Una estratégica interacción entre ideas y partidos socialdemócratas y verdes se perfila como vía esencial para que la izquierda retenga relevancia en Europa
La socialdemocracia europea entró en el siglo XXI con vigor y grandes expectativas. El paso de centuria fotografió como jefes de Gobierno a Gerhard Schröder en Alemania, Tony Blair en el Reino Unido, Lionel Jospin en Francia (con el conservador Jacques Chirac de presidente), Massimo D’Alema en Italia y Romano Prodi al frente de la Comisión Europea. El deterioro desde entonces ha sido evidente. La familia controla ahora el poder en países de menor peso (España, Portugal y Suecia son los más destacados) y en la UE perdió las presidencias de mayor peso (Comisión, Consejo, BCE, Eurogrupo). En algunos casos el descalabro es brutal, como en Francia o Grecia donde la familia política se halla casi en la irrelevancia, o grave, como el debilitamiento en Alemania o Italia.
En términos generales, la socialdemocracia no parece haberse adaptado exitosamente a las mutaciones de la sociedad europea en la era de la globalización. Su propuesta de protección social ha perdido atractivo, sea por carencias propias o por el magnetismo de ofertas alternativas de corte nacionalpopulista.
En paralelo a este declive, en el corazón de Europa asistimos a un paulatino avance de proyectos de inspiración ecologista. En Alemania, Los Verdes llevan un año adelantando en los sondeos al histórico SPD; en Francia, las recientes municipales han arrojado resultados extraordinarios para los ecologistas, que han cosechado las alcaldías de Lyon, Marsella o Estrasburgo, y fueron clave para la victoria de la socialista Anne Hidalgo en París; en países como Austria y Países Bajos mantienen una posición relevante.
Sin embargo, el despegue verde no acaba de ser rotundo. Pese a su fuerza y ascenso en el corazón de la UE, son irrelevantes en el Sur y el Este, e incluso en sus mejores plazas no cuentan con perspectivas de liderazgo real.
La cooperación entre ambas fuerzas empezó hace tiempo. Precisamente el Gobierno de Gerhard Schröder que asumió el poder en 1998 fue una coalición con los ecologistas. Experiencias parecidas se han dado en otros países en distintos niveles políticos.
Los Verdes son una familia no del todo uniforme, con rasgos ideológicos levemente diferentes según los países, y en muchos casos bastante pragmáticos como para establecer alianzas también con partidos de corte liberal o conservador.

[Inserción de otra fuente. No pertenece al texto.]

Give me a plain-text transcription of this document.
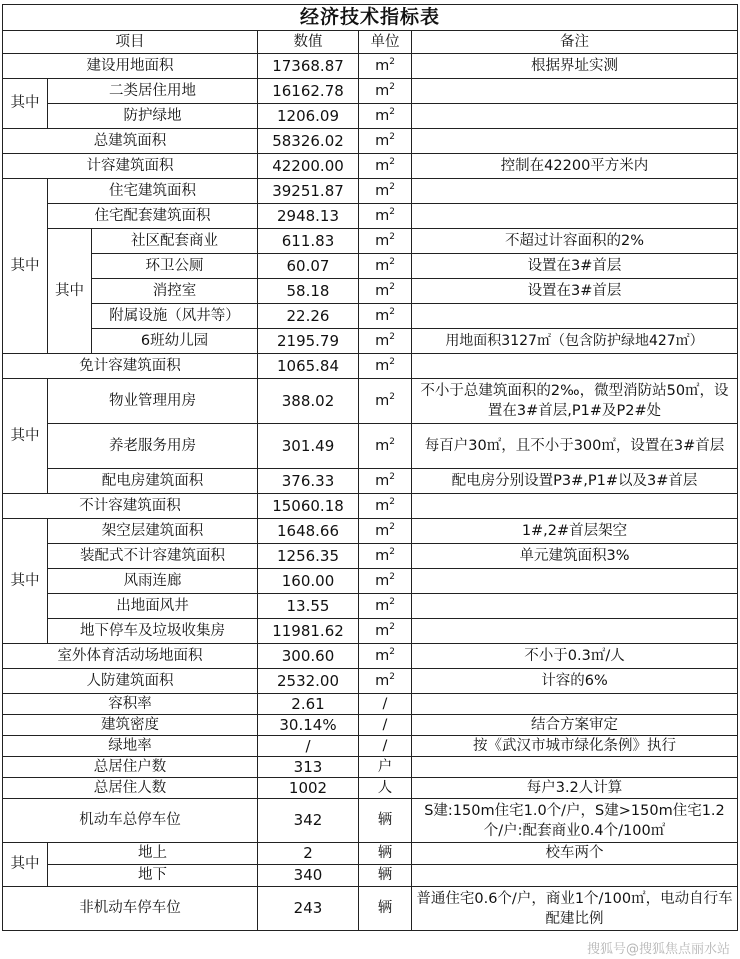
经济技术指标表					
项目			数值	单位	备注
建设用地面积			17368.87	$m^2$	根据界址实测
其中	二类居住用地		16162.78	$m^2$	
	防护绿地		1206.09	$m^2$	
总建筑面积			58326.02	$m^2$	
计容建筑面积			42200.00	$m^2$	控制在42200平方米内
其中	住宅建筑面积		39251.87	$m^2$	
	住宅配套建筑面积		2948.13	$m^2$	
	其中	社区配套商业	611.83	$m^2$	不超过计容面积的2%
		环卫公厕	60.07	$m^2$	设置在3#首层
		消控室	58.18	$m^2$	设置在3#首层
		附属设施（风井等）	22.26	$m^2$	
		6班幼儿园	2195.79	$m^2$	用地面积3127㎡（包含防护绿地427㎡）
免计容建筑面积			1065.84	$m^2$	
其中	物业管理用房		388.02	$m^2$	不小于总建筑面积的2‰，微型消防站50㎡，设置在3#首层,P1#及P2#处
	养老服务用房		301.49	$m^2$	每百户30㎡，且不小于300㎡，设置在3#首层
	配电房建筑面积		376.33	$m^2$	配电房分别设置P3#,P1#以及3#首层
不计容建筑面积			15060.18	$m^2$	
其中	架空层建筑面积		1648.66	$m^2$	1#,2#首层架空
	装配式不计容建筑面积		1256.35	$m^2$	单元建筑面积3%
	风雨连廊		160.00	$m^2$	
	出地面风井		13.55	$m^2$	
	地下停车及垃圾收集房		11981.62	$m^2$	
室外体育活动场地面积			300.60	$m^2$	不小于0.3㎡/人
人防建筑面积			2532.00	$m^2$	计容的6%
容积率			2.61	/	
建筑密度			30.14%	/	结合方案审定
绿地率			/	/	按《武汉市城市绿化条例》执行
总居住户数			313	户	
总居住人数			1002	人	每户3.2人计算
机动车总停车位			342	辆	S建:150m住宅1.0个/户，S建>150m住宅1.2个/户:配套商业0.4个/100㎡
其中	地上		2	辆	校车两个
	地下		340	辆	
非机动车停车位			243	辆	普通住宅0.6个/户，商业1个/100㎡，电动自行车配建比例
搜狐号@搜狐焦点丽水站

Pero quizás su afinidad más natural sigue siendo con la socialdemocracia, y la interrelación entre ambas será probablemente una de las claves de lectura más importantes de la política europea de los próximos años. Se dan múltiples opciones: cooperaciones clásicas en alianzas cuyo paso marca el socio mayoritario; convergencia en plataformas abiertas detrás de candidatos independientes; intentos de cooptación del ideario verde por parte de socialdemócratas allá donde estos son fuertes y los ecologistas todavía irrelevantes; o, quién sabe, incluso el surgimiento de formaciones híbridas que fusionen las dos pulsiones políticas. Ni rojo, ni verde, ni rojiverde: marrón, como la fusión de los dos colores dentro de uno nuevo.
El marrón es un color poco habitual en los símbolos de la política, quizá por su relación con materia poco agradable. Es también, sin embargo, el de objetos y conceptos tan nobles e inspiradores como la tierra fértil o el tronco de los árboles.
Rojo o verde solo tienen pocas perspectivas de ser hegemónicos en muchos países. Quizá el marrón sea la única opción viable para que en buena parte de Europa el espectro progresista pueda conformar opciones nuevamente hegemónicas en los fragmentados panoramas políticos actuales. Veremos si por metamorfosis del rojo, fusión de rojo y verde, absorción del rojo por parte del verde o creación ex novo de contenedores del color de la tierra fértil.